そこのスニーカーで外来にでているあなた。ちょっと気を使いましょう。

以下本文
  • 抄録
  • 以前筆者らは皮膚科で医師の外見が患者に与える影響について調査を行っている。しかしながら、他の科では外見が患者に与える影響について行なわれた研究はない。今回は整形外科で医師の外見が患者の信頼度に与える影響について調査した。
  • 外来セッティングで医師の服装が患者の印象に与える影響を調べることである。
  • 都会の教育指定病院の外来。100人の患者の内85人が3つのパートの質問に回答した。はじめのセッションは8つのイメージについての質問。白衣、スクラブ、スーツ、カジュアルウエアで男性、女性の合計8名の写真を見せた。次にそれぞれの写真について5段階で評価を行った。自信がありそうか、信頼、安心感、優しさ、賢さを示しているかを調べた。どれくらい手術がうまそうか、についても自由記載させた。
  • LikertスケールとFriedmanテストで統計学に有意かどうかを決定させた。
  • 結果
  • 自信、知性、手術の技量、信頼、信用できる情報、優しさ、安全性において白衣を着ているとスーツを着ている場合やカジュアルウエアを着ている場合よりも有意に前向きな反応が得られることがわかった。女医については、白衣とスクラブでは差がなかったものの、白衣を着ているとスーツよりも有意に前向きな反応が得られることがわかった。信頼感において白衣を着ていると他の3つの服装よりも有意に良い信頼感が得られていた。
  • 都会の整形外科外来において、白衣は信頼、知性、信用、安全性を担保する道具となることがわかった。白衣を着ていたり、スクラブを着ているだけで手術がうまく見えたり個人的な情報を話すことができると感じることがわかった。これらの結果は他の科での結果と一致するものである。院内感染に気をつければ、整形外科医が白衣を着ない理由はない。
  • Introduction
  • 医師の服装が重要であるということはヒポクラテスの時代から言われている。専門職であることを明らかとすることや衛生的な理由からどのような服装をすると医師患者関係に有益かということが議論されてきた。多くの研究が医師患者関係(患者教育、信頼感、信用、尊敬、アドヒアランス)に服装が与える影響について述べている。信頼感や信用と言った要素は多くの心理的な要因に影響されているものの、整形外科以外では服装がこれらに影響することはわかっている。服装は患者の第一印象に影響を与える中で変えることのできる要素の1つである。白衣は19世紀から医師の一般的な服装として認識されてきた。近年、スクラブ、スーツ、カジュアルウエアも外来ではしばしばみられるようになってきている。英国では診療中に肘より先に装飾品をつけることを禁止している。これは白衣が院内感染の媒体となっているのでは無いか、また患者に接触し傷つけるのでは内科という恐れに伴うものである。患者側の医師の服装に対する期待も無視できない。小児科、精神科では白衣は医師の権威の象徴として患者側が心を閉ざすことがある。また高齢者ではよりフォーマルな服装を好む。
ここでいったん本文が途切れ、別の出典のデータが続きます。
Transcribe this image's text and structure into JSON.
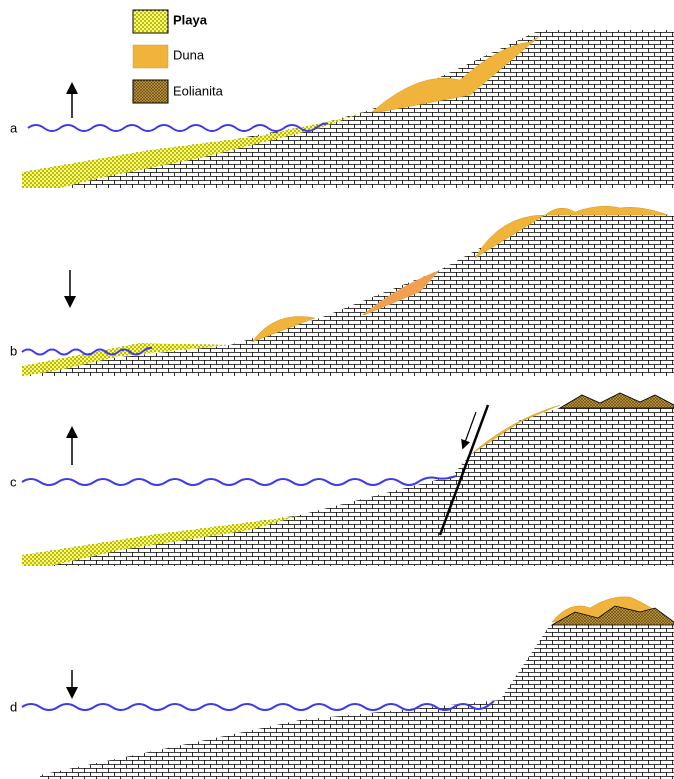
{
  "legend": [
    {
      "label": "Playa"
    },
    {
      "label": "Duna"
    },
    {
      "label": "Eolianita"
    }
  ],
  "panels": [
    {
      "label": "a"
    },
    {
      "label": "b"
    },
    {
      "label": "c"
    },
    {
      "label": "d"
    }
  ]
}
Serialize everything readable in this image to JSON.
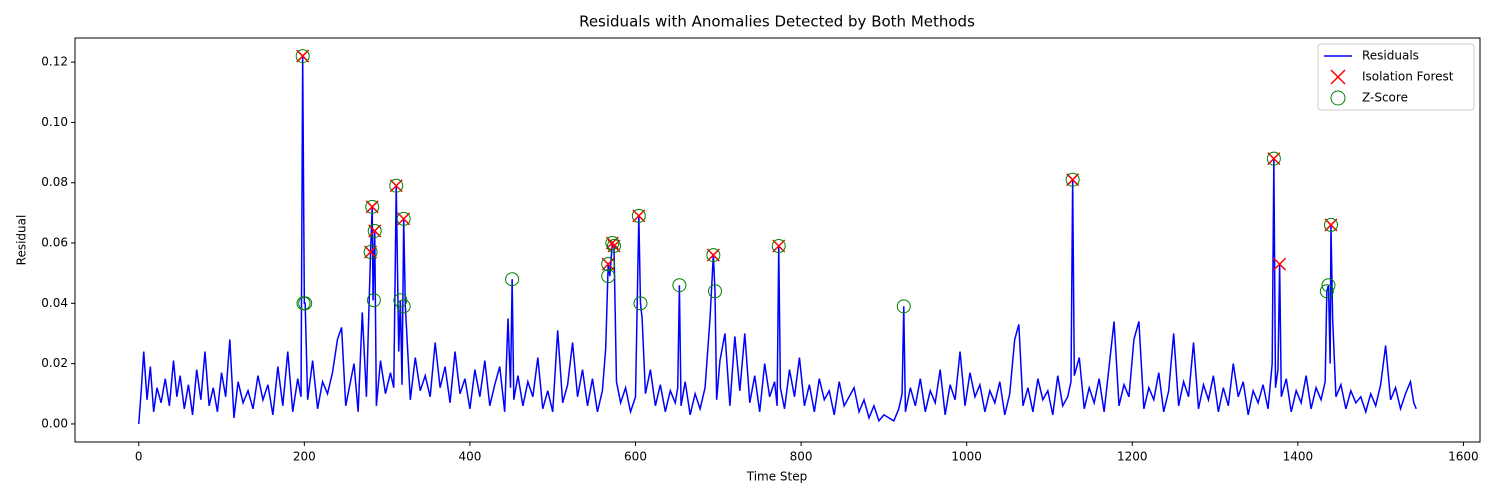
{
  "chart_data": {
    "type": "line",
    "title": "Residuals with Anomalies Detected by Both Methods",
    "x_label": "Time Step",
    "y_label": "Residual",
    "xlim": [
      -77,
      1620
    ],
    "ylim": [
      -0.006,
      0.128
    ],
    "xticks": [
      0,
      200,
      400,
      600,
      800,
      1000,
      1200,
      1400,
      1600
    ],
    "yticks": [
      {
        "value": 0,
        "label": "0.00"
      },
      {
        "value": 0.02,
        "label": "0.02"
      },
      {
        "value": 0.04,
        "label": "0.04"
      },
      {
        "value": 0.06,
        "label": "0.06"
      },
      {
        "value": 0.08,
        "label": "0.08"
      },
      {
        "value": 0.1,
        "label": "0.10"
      },
      {
        "value": 0.12,
        "label": "0.12"
      }
    ],
    "legend": "upper right",
    "series": [
      {
        "name": "Residuals",
        "type": "line",
        "color": "#0000ff",
        "x": [
          0,
          3,
          6,
          10,
          14,
          18,
          22,
          27,
          32,
          37,
          42,
          46,
          50,
          55,
          60,
          65,
          70,
          75,
          80,
          85,
          90,
          95,
          100,
          105,
          110,
          115,
          120,
          126,
          132,
          138,
          144,
          150,
          156,
          162,
          168,
          174,
          180,
          186,
          192,
          196,
          198,
          200,
          201,
          204,
          210,
          216,
          222,
          228,
          234,
          240,
          245,
          250,
          255,
          260,
          265,
          270,
          275,
          280,
          282,
          283,
          285,
          287,
          292,
          298,
          304,
          308,
          311,
          314,
          316,
          318,
          320,
          322,
          328,
          334,
          340,
          346,
          352,
          358,
          364,
          370,
          376,
          382,
          388,
          394,
          400,
          406,
          412,
          418,
          424,
          430,
          436,
          442,
          446,
          449,
          451,
          453,
          458,
          464,
          470,
          476,
          482,
          488,
          494,
          500,
          506,
          512,
          518,
          524,
          530,
          536,
          542,
          548,
          554,
          560,
          564,
          567,
          569,
          572,
          574,
          577,
          582,
          588,
          594,
          600,
          604,
          606,
          608,
          612,
          618,
          624,
          630,
          636,
          642,
          648,
          651,
          653,
          655,
          660,
          666,
          672,
          678,
          684,
          690,
          694,
          696,
          698,
          702,
          708,
          714,
          720,
          726,
          732,
          738,
          744,
          750,
          756,
          762,
          768,
          771,
          773,
          775,
          780,
          786,
          792,
          798,
          804,
          810,
          816,
          822,
          828,
          834,
          840,
          846,
          852,
          858,
          864,
          870,
          876,
          882,
          888,
          894,
          900,
          906,
          912,
          918,
          922,
          924,
          926,
          932,
          938,
          944,
          950,
          956,
          962,
          968,
          974,
          980,
          986,
          992,
          998,
          1004,
          1010,
          1016,
          1022,
          1028,
          1034,
          1040,
          1046,
          1052,
          1058,
          1063,
          1068,
          1074,
          1080,
          1086,
          1092,
          1098,
          1104,
          1110,
          1116,
          1122,
          1126,
          1128,
          1130,
          1136,
          1142,
          1148,
          1154,
          1160,
          1166,
          1172,
          1178,
          1184,
          1190,
          1196,
          1202,
          1208,
          1214,
          1220,
          1226,
          1232,
          1238,
          1244,
          1250,
          1256,
          1262,
          1268,
          1274,
          1280,
          1286,
          1292,
          1298,
          1304,
          1310,
          1316,
          1322,
          1328,
          1334,
          1340,
          1346,
          1352,
          1358,
          1364,
          1369,
          1371,
          1373,
          1376,
          1378,
          1380,
          1386,
          1392,
          1398,
          1404,
          1410,
          1416,
          1422,
          1428,
          1433,
          1435,
          1437,
          1439,
          1440,
          1442,
          1446,
          1452,
          1458,
          1464,
          1470,
          1476,
          1482,
          1488,
          1494,
          1500,
          1506,
          1512,
          1518,
          1524,
          1530,
          1536,
          1540,
          1543
        ],
        "values": [
          0.0,
          0.011,
          0.024,
          0.008,
          0.019,
          0.004,
          0.012,
          0.007,
          0.015,
          0.006,
          0.021,
          0.009,
          0.016,
          0.005,
          0.013,
          0.003,
          0.018,
          0.008,
          0.024,
          0.006,
          0.012,
          0.004,
          0.017,
          0.009,
          0.028,
          0.002,
          0.014,
          0.007,
          0.011,
          0.005,
          0.016,
          0.008,
          0.013,
          0.003,
          0.019,
          0.006,
          0.024,
          0.004,
          0.015,
          0.009,
          0.122,
          0.04,
          0.04,
          0.008,
          0.021,
          0.005,
          0.014,
          0.01,
          0.017,
          0.028,
          0.032,
          0.006,
          0.013,
          0.02,
          0.004,
          0.037,
          0.009,
          0.057,
          0.072,
          0.041,
          0.064,
          0.006,
          0.021,
          0.01,
          0.017,
          0.012,
          0.079,
          0.024,
          0.041,
          0.013,
          0.068,
          0.039,
          0.008,
          0.022,
          0.011,
          0.016,
          0.009,
          0.027,
          0.012,
          0.019,
          0.007,
          0.024,
          0.01,
          0.015,
          0.005,
          0.018,
          0.009,
          0.021,
          0.006,
          0.013,
          0.019,
          0.004,
          0.035,
          0.012,
          0.048,
          0.008,
          0.016,
          0.006,
          0.014,
          0.009,
          0.022,
          0.005,
          0.011,
          0.004,
          0.031,
          0.007,
          0.013,
          0.027,
          0.009,
          0.018,
          0.006,
          0.015,
          0.004,
          0.011,
          0.025,
          0.053,
          0.049,
          0.06,
          0.059,
          0.014,
          0.007,
          0.012,
          0.004,
          0.009,
          0.069,
          0.04,
          0.035,
          0.01,
          0.018,
          0.006,
          0.013,
          0.004,
          0.011,
          0.007,
          0.012,
          0.046,
          0.006,
          0.014,
          0.003,
          0.01,
          0.005,
          0.012,
          0.035,
          0.056,
          0.044,
          0.008,
          0.021,
          0.03,
          0.006,
          0.029,
          0.011,
          0.03,
          0.007,
          0.016,
          0.004,
          0.02,
          0.009,
          0.014,
          0.006,
          0.059,
          0.012,
          0.005,
          0.018,
          0.009,
          0.022,
          0.006,
          0.013,
          0.004,
          0.015,
          0.008,
          0.011,
          0.003,
          0.014,
          0.006,
          0.009,
          0.012,
          0.004,
          0.008,
          0.002,
          0.006,
          0.001,
          0.003,
          0.002,
          0.001,
          0.005,
          0.01,
          0.039,
          0.004,
          0.012,
          0.006,
          0.015,
          0.004,
          0.011,
          0.007,
          0.018,
          0.003,
          0.013,
          0.008,
          0.024,
          0.006,
          0.017,
          0.009,
          0.013,
          0.004,
          0.011,
          0.007,
          0.014,
          0.003,
          0.01,
          0.028,
          0.033,
          0.006,
          0.012,
          0.004,
          0.015,
          0.008,
          0.011,
          0.003,
          0.016,
          0.006,
          0.009,
          0.014,
          0.081,
          0.016,
          0.022,
          0.005,
          0.012,
          0.007,
          0.015,
          0.004,
          0.019,
          0.034,
          0.006,
          0.013,
          0.009,
          0.028,
          0.034,
          0.005,
          0.012,
          0.008,
          0.017,
          0.004,
          0.011,
          0.03,
          0.006,
          0.014,
          0.009,
          0.027,
          0.005,
          0.013,
          0.008,
          0.016,
          0.004,
          0.012,
          0.006,
          0.02,
          0.009,
          0.014,
          0.003,
          0.011,
          0.007,
          0.013,
          0.005,
          0.02,
          0.088,
          0.012,
          0.018,
          0.053,
          0.009,
          0.015,
          0.004,
          0.011,
          0.007,
          0.016,
          0.005,
          0.012,
          0.008,
          0.014,
          0.044,
          0.046,
          0.02,
          0.066,
          0.035,
          0.009,
          0.013,
          0.005,
          0.011,
          0.007,
          0.009,
          0.004,
          0.01,
          0.006,
          0.013,
          0.026,
          0.008,
          0.012,
          0.005,
          0.01,
          0.014,
          0.007,
          0.005
        ]
      },
      {
        "name": "Isolation Forest",
        "type": "scatter",
        "marker": "x",
        "color": "#ff0000",
        "x": [
          198,
          280,
          282,
          285,
          311,
          320,
          567,
          572,
          574,
          604,
          694,
          773,
          1128,
          1371,
          1378,
          1440
        ],
        "values": [
          0.122,
          0.057,
          0.072,
          0.064,
          0.079,
          0.068,
          0.053,
          0.06,
          0.059,
          0.069,
          0.056,
          0.059,
          0.081,
          0.088,
          0.053,
          0.066
        ]
      },
      {
        "name": "Z-Score",
        "type": "scatter",
        "marker": "circle",
        "color": "#008000",
        "x": [
          198,
          199,
          201,
          280,
          282,
          284,
          285,
          311,
          316,
          320,
          320,
          451,
          567,
          567,
          572,
          574,
          604,
          606,
          653,
          694,
          696,
          773,
          924,
          1128,
          1371,
          1435,
          1437,
          1440
        ],
        "values": [
          0.122,
          0.04,
          0.04,
          0.057,
          0.072,
          0.041,
          0.064,
          0.079,
          0.041,
          0.068,
          0.039,
          0.048,
          0.053,
          0.049,
          0.06,
          0.059,
          0.069,
          0.04,
          0.046,
          0.056,
          0.044,
          0.059,
          0.039,
          0.081,
          0.088,
          0.044,
          0.046,
          0.066
        ]
      }
    ]
  }
}
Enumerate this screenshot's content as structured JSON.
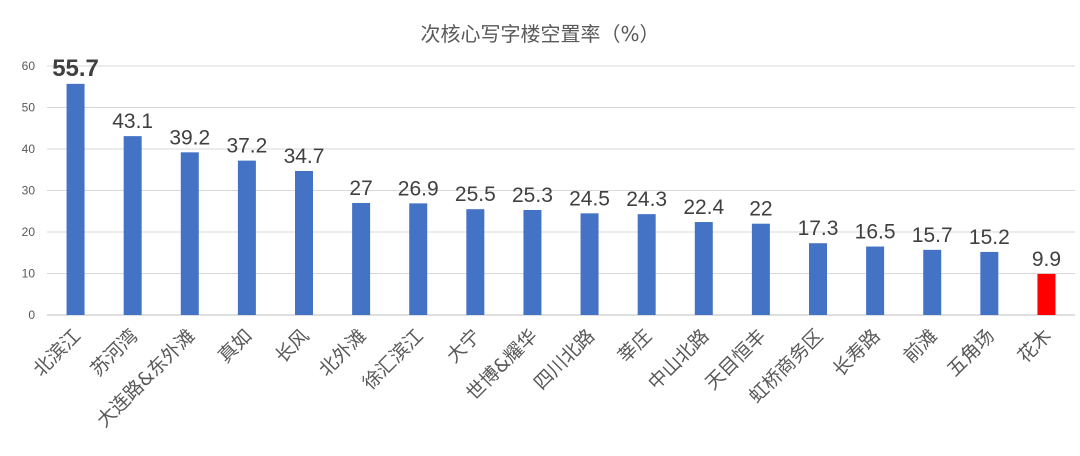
{
  "chart_data": {
    "type": "bar",
    "title": "次核心写字楼空置率（%）",
    "xlabel": "",
    "ylabel": "",
    "ylim": [
      0,
      60
    ],
    "yticks": [
      "0",
      "10",
      "20",
      "30",
      "40",
      "50",
      "60"
    ],
    "grid": true,
    "legend": "none",
    "categories": [
      "北滨江",
      "苏河湾",
      "大连路&东外滩",
      "真如",
      "长风",
      "北外滩",
      "徐汇滨江",
      "大宁",
      "世博&耀华",
      "四川北路",
      "莘庄",
      "中山北路",
      "天目恒丰",
      "虹桥商务区",
      "长寿路",
      "前滩",
      "五角场",
      "花木"
    ],
    "values": [
      55.7,
      43.1,
      39.2,
      37.2,
      34.7,
      27,
      26.9,
      25.5,
      25.3,
      24.5,
      24.3,
      22.4,
      22,
      17.3,
      16.5,
      15.7,
      15.2,
      9.9
    ],
    "value_labels": [
      "55.7",
      "43.1",
      "39.2",
      "37.2",
      "34.7",
      "27",
      "26.9",
      "25.5",
      "25.3",
      "24.5",
      "24.3",
      "22.4",
      "22",
      "17.3",
      "16.5",
      "15.7",
      "15.2",
      "9.9"
    ],
    "colors": {
      "default": "#4472c4",
      "highlight": "#ff0000",
      "highlight_category": "花木"
    }
  }
}
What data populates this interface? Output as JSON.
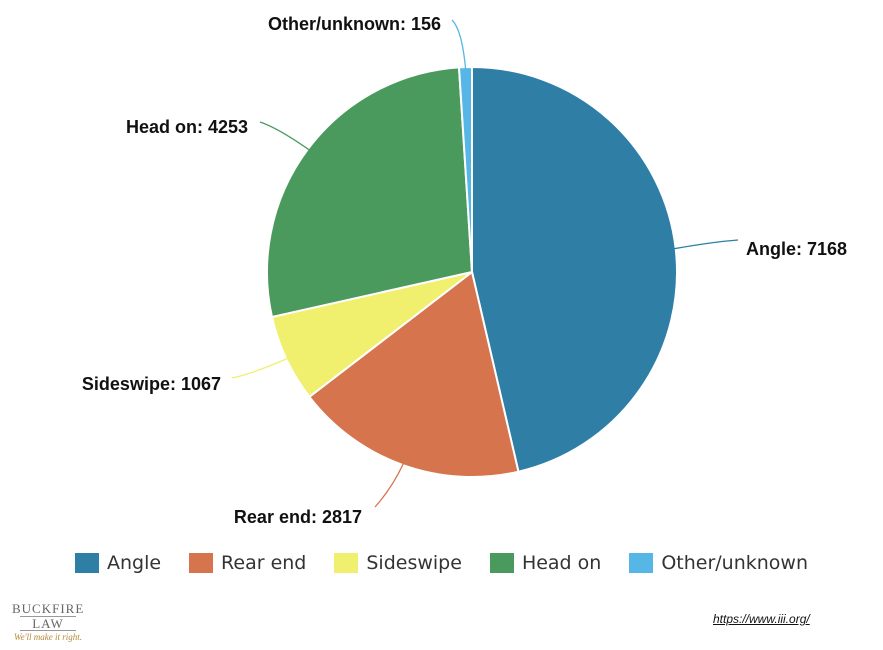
{
  "chart_data": {
    "type": "pie",
    "title": "",
    "slices": [
      {
        "name": "Angle",
        "value": 7168,
        "color": "#2e7ea6",
        "label": "Angle: 7168"
      },
      {
        "name": "Rear end",
        "value": 2817,
        "color": "#d6744e",
        "label": "Rear end: 2817"
      },
      {
        "name": "Sideswipe",
        "value": 1067,
        "color": "#f0f06e",
        "label": "Sideswipe: 1067"
      },
      {
        "name": "Head on",
        "value": 4253,
        "color": "#4a9a5e",
        "label": "Head on: 4253"
      },
      {
        "name": "Other/unknown",
        "value": 156,
        "color": "#56b7e6",
        "label": "Other/unknown: 156"
      }
    ],
    "legend_position": "bottom"
  },
  "branding": {
    "logo_line1": "BUCKFIRE",
    "logo_line2": "LAW",
    "tagline": "We'll make it right."
  },
  "source": {
    "text": "https://www.iii.org/"
  }
}
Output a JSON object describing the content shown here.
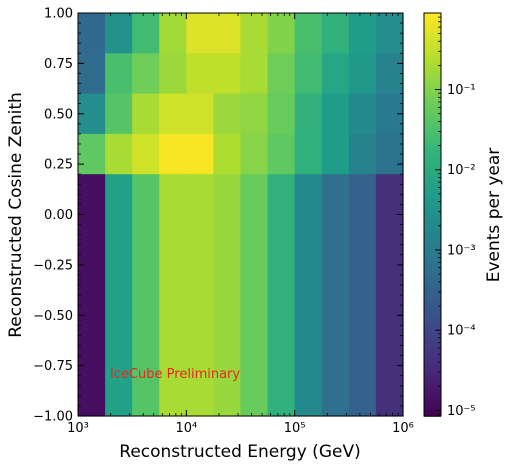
{
  "chart_data": {
    "type": "heatmap",
    "xlabel": "Reconstructed Energy (GeV)",
    "ylabel": "Reconstructed Cosine Zenith",
    "colorbar_label": "Events per year",
    "annotation": "IceCube Preliminary",
    "annotation_color": "#e8281c",
    "colormap": "viridis",
    "x_scale": "log",
    "x_range": [
      1000,
      1000000
    ],
    "y_range": [
      -1.0,
      1.0
    ],
    "color_scale": "log",
    "color_range": [
      8.5e-06,
      0.9
    ],
    "x_tick_labels": [
      "10³",
      "10⁴",
      "10⁵",
      "10⁶"
    ],
    "y_tick_labels": [
      "1.00",
      "0.75",
      "0.50",
      "0.25",
      "0.00",
      "−0.25",
      "−0.50",
      "−0.75",
      "−1.00"
    ],
    "colorbar_tick_labels": [
      "10⁻⁵",
      "10⁻⁴",
      "10⁻³",
      "10⁻²",
      "10⁻¹"
    ],
    "x_bin_edges": [
      1000,
      1780,
      3160,
      5620,
      10000,
      17800,
      31600,
      56200,
      100000,
      178000,
      316000,
      562000,
      1000000
    ],
    "zenith_rows": [
      {
        "y0": 0.8,
        "y1": 1.0,
        "values": [
          0.00045,
          0.003,
          0.025,
          0.18,
          0.5,
          0.5,
          0.2,
          0.1,
          0.03,
          0.015,
          0.005,
          0.0025
        ]
      },
      {
        "y0": 0.6,
        "y1": 0.8,
        "values": [
          0.0005,
          0.03,
          0.07,
          0.16,
          0.3,
          0.3,
          0.2,
          0.07,
          0.025,
          0.008,
          0.004,
          0.0015
        ]
      },
      {
        "y0": 0.4,
        "y1": 0.6,
        "values": [
          0.0025,
          0.04,
          0.2,
          0.4,
          0.4,
          0.16,
          0.13,
          0.06,
          0.015,
          0.005,
          0.002,
          0.001
        ]
      },
      {
        "y0": 0.2,
        "y1": 0.4,
        "values": [
          0.05,
          0.2,
          0.4,
          0.8,
          0.8,
          0.22,
          0.11,
          0.05,
          0.015,
          0.005,
          0.0015,
          0.0007
        ]
      },
      {
        "y0": -1.0,
        "y1": 0.2,
        "values": [
          1.3e-05,
          0.006,
          0.04,
          0.2,
          0.2,
          0.15,
          0.06,
          0.015,
          0.002,
          0.0006,
          0.0003,
          4e-05
        ]
      }
    ]
  }
}
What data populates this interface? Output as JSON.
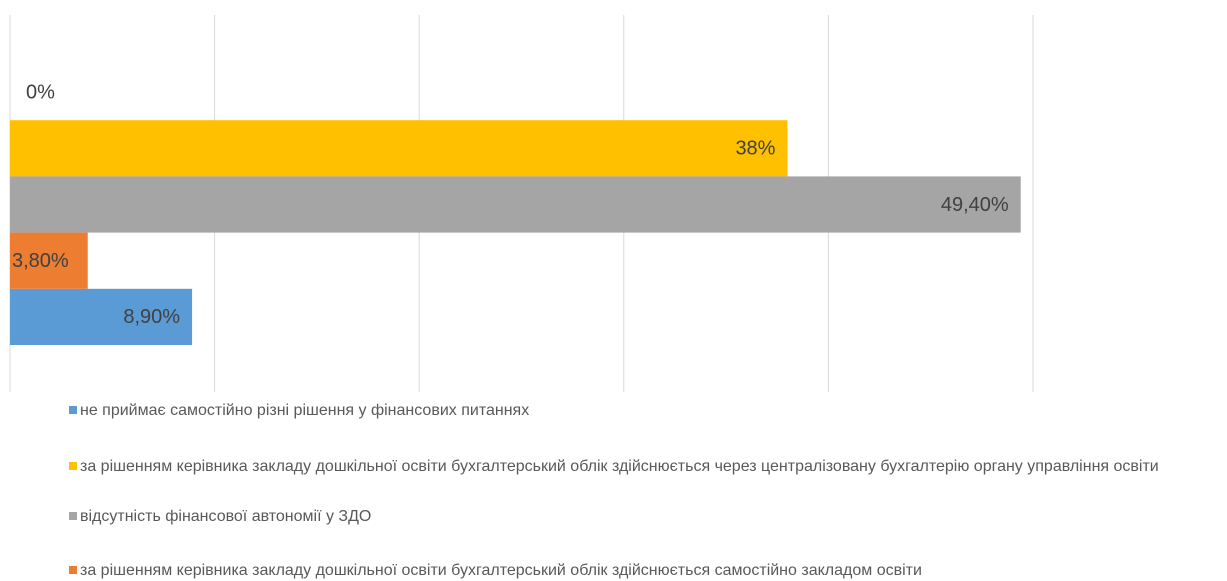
{
  "chart_data": {
    "type": "bar",
    "orientation": "horizontal",
    "series": [
      {
        "name": "не приймає самостійно різні рішення у фінансових питаннях",
        "color": "#5b9bd5",
        "values": [
          8.9
        ],
        "value_labels": [
          "8,90%"
        ]
      },
      {
        "name": "за рішенням керівника закладу дошкільної освіти бухгалтерський облік здійснюється через централізовану бухгалтерію органу управління освіти",
        "color": "#ffc000",
        "values": [
          38
        ],
        "value_labels": [
          "38%"
        ]
      },
      {
        "name": "відсутність фінансової автономії у ЗДО",
        "color": "#a5a5a5",
        "values": [
          49.4
        ],
        "value_labels": [
          "49,40%"
        ]
      },
      {
        "name": "за рішенням керівника закладу дошкільної освіти бухгалтерський облік здійснюється самостійно закладом освіти",
        "color": "#ed7d31",
        "values": [
          3.8
        ],
        "value_labels": [
          "3,80%"
        ]
      },
      {
        "color": "#7f7f7f",
        "values": [
          0
        ],
        "value_labels": [
          "0%"
        ]
      }
    ],
    "xlim": [
      0,
      50
    ],
    "xticks": [
      0,
      10,
      20,
      30,
      40,
      50
    ],
    "grid": true
  }
}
  • 以前の研究において、さまざまな施設で様々な科においてどのような服装が良いかの研究を行ってきた。小児科、精神科ではよりカジュアルな服装が好まれる一方で、内科では白衣が好まれてきた。今までに整形外科領域で医師の服装に関する研究はない。本研究の目的は整形外科領域での医師の服装が医師患者関係に与える影響を調査することである
  • 方法
  • 横断研究。3つのパートにわかれた質問票への回答。セッティングは都会にある整形外科教育病院
  • 対象は18歳以上。85人の患者からデータを回収した。黒人、女性、プライベートな保険を有する人が多かった。
  • 最初の調査は図1のような8枚の写真を見せた。これをランダムに出現させた。背景、装飾品などは全て統一させてある。それぞれの写真についてLikertスケールを用いて整形外科医に対する信頼感、知性、信用、安心感などを5段階評価。
  • 続いての質問では、8枚の写真で、どの整形外科医が信頼、知性、信用、安心感があるかを調査順位付けを行った。
  • 最後のセッションでは患者自身の背景について年齢、性別、人種、教育レベルについて聴取した。
  • データ収集についての問題
  • 5段階のLikertスケールであるので、カテゴリアルデータとなる。0.75以上で有効であると判定できる
  • 統計学的データ
  • Friedmanテストを用いて4つの服装についての検討を行った。Bonferroniで補正してある。ノンパラメトリックで検定を行った。
  • 結果
  • 男性では、白衣は他の全ての服装よりも信頼、知性、人種、手術の上手さが高いという結果になった。
  • 女性ではカジュアルウエアで信頼、知性、人種、手術の旨さで前向きな反応が有意に少なかった。白衣とスクラブ、スーツのあいだには有意差を認めなかった。
  • 患者が好ましいと考えるのは、白衣またはスクラブだった。
  • 考察
  • 英国では感染防御の観点から白衣、時計、ネクタイの着用が禁止されている。今回の結果は患者からみるとそれらの対応は好ましく無いと言える。
  • 本研究の結果はあくまでもアメリカの都会の病院の結果である。
  • 幾つかのLimitationがある。都会で若い患者を対象としていること、気候の問題を無視していること、若い患者が多く、これらの患者はカジュアルな服装を好むことなどである。
  • また5段階評価を行ったが、この評価はValidateされて担保されたものではない。
  • スクラブが白衣とほぼ同等の評価であった。若い患者ではよりカジュアルな服装を好むので、本研究の対象が若い患者が多かったことが影響しているのかもしれない。
  • 患者の第一印象を変える最も容易な手段として服装を変えるということはあるので、医師患者関係の観点から考慮されてもよい。